Date: October 17, 2025

Title: PAPAYA Federated Analytics Stack: Engineering Privacy, Scalability and Practicality

Speaker: Salman Abid, Ph.D. student, Cornell Bowers

A color photo of a man with glasses wearing a scarf.

Abstract: Cross-device Federated Analytics (FA) is a distributed computation paradigm designed to answer analytics queries about and derive insights from data held locally on users’ devices. On-device computations combined with other privacy and security measures ensure that only minimal data is transmitted off-device, achieving a high standard of data protection. Despite FA’s broad adoption, the applicability of existing FA systems is limited by compromised accuracy; lack of flexibility for data analytics; and an inability to scale effectively. In this paper, we describe our approach to combine privacy, scalability, and practicality to build a system that overcomes these limitations.

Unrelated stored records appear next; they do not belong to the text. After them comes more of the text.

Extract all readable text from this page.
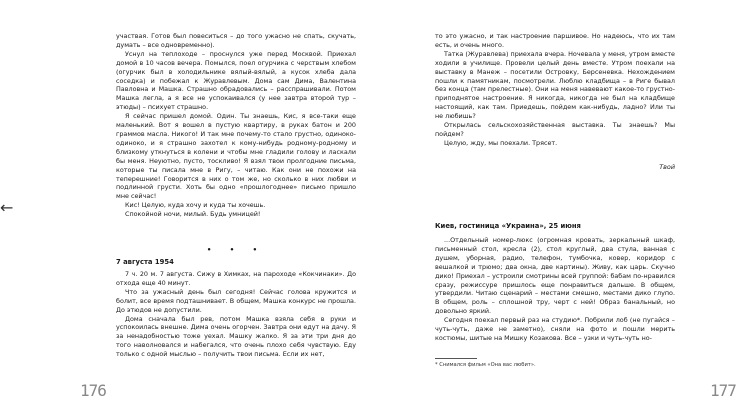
←

участвая. Готов был повеситься – до того ужасно не спать, скучать, думать – все одновременно).

Уснул на теплоходе – проснулся уже перед Москвой. Приехал домой в 10 часов вечера. Помылся, поел огурчика с черствым хлебом (огурчик был в холодильнике вялый-вялый, а кусок хлеба дала соседка) и побежал к Журавлевым. Дома сам Дима, Валентина Павловна и Машка. Страшно обрадовались – расспрашивали. Потом Машка легла, а я все не успокаивался (у нее завтра второй тур – этюды) – психует страшно.

Я сейчас пришел домой. Один. Ты знаешь, Кис, я все-таки еще маленький. Вот я вошел в пустую квартиру, в руках батон и 200 граммов масла. Никого! И так мне почему-то стало грустно, одиноко-одиноко, и я страшно захотел к кому-нибудь родному-родному и близкому уткнуться в колени и чтобы мне гладили голову и ласкали бы меня. Неуютно, пусто, тоскливо! Я взял твои пролгодние письма, которые ты писала мне в Ригу, – читаю. Как они не похожи на теперешние! Говорится в них о том же, но сколько в них любви и подлинной грусти. Хоть бы одно «прошлогоднее» письмо пришло мне сейчас!

Кис! Целую, куда хочу и куда ты хочешь.

Спокойной ночи, милый. Будь умницей!

• • •
7 августа 1954

7 ч. 20 м. 7 августа. Сижу в Химках, на пароходе «Кокчинаки». До отхода еще 40 минут.

Что за ужасный день был сегодня! Сейчас голова кружится и болит, все время подташнивает. В общем, Машка конкурс не прошла. До этюдов не допустили.

Дома сначала был рев, потом Машка взяла себя в руки и успокоилась внешне. Дима очень огорчен. Завтра они едут на дачу. Я за ненадобностью тоже уехал. Машку жалко. Я за эти три дня до того наволновался и набегался, что очень плохо себя чувствую. Еду только с одной мыслью – получить твои письма. Если их нет,

то это ужасно, и так настроение паршивое. Но надеюсь, что их там есть, и очень много.

Татка (Журавлева) приехала вчера. Ночевала у меня, утром вместе ходили в училище. Провели целый день вместе. Утром поехали на выставку в Манеж – посетили Островку, Берсеневка. Нехождением пошли к памятникам, посмотрели. Люблю кладбища – в Риге бывал без конца (там прелестные). Они на меня навевают какое-то грустно-приподнятое настроение. Я никогда, никогда не был на кладбище настоящий, как там. Приедешь, пойдем как-нибудь, ладно? Или ты не любишь?

Открылась сельскохозяйственная выставка. Ты знаешь? Мы пойдем?

Целую, жду, мы поехали. Трясет.

Твой
Киев, гостиница «Украина», 25 июня

...Отдельный номер-люкс (огромная кровать, зеркальный шкаф, письменный стол, кресла (2), стол круглый, два стула, ванная с душем, уборная, радио, телефон, тумбочка, ковер, коридор с вешалкой и трюмо; два окна, две картины). Живу, как царь. Скучно дико! Приехал – устроили смотрины всей группой: бабам по-нравился сразу, режиссуре пришлось еще понравиться дальше. В общем, утвердили. Читаю сценарий – местами смешно, местами дико глупо. В общем, роль – сплошной тру, черт с ней! Образ банальный, но довольно яркий.

Сегодня поехал первый раз на студию*. Побрили лоб (не пугайся – чуть-чуть, даже не заметно), сняли на фото и пошли мерить костюмы, шитые на Мишку Козакова. Все – узки и чуть-чуть но-

* Снимался фильм «Она вас любит».
176	177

The PAPAYA system at Meta system leverages trusted execution environments (TEEs) and optimizes the use of on-device computing resources to facilitate federated data processing across large fleets of devices, while ensuring robust, defensible, and verifiable privacy safeguards. We focus on federated analytics (statistics and monitoring), in contrast to systems for federated learning (ML workloads), and we flag the key differences.

Bio: Salman is a second-year Ph.D. student working with Hakim Weatherspoon in Systems. His current research is on Distributed Systems for Digital Agriculture, building a secure framework to use ML on the farm.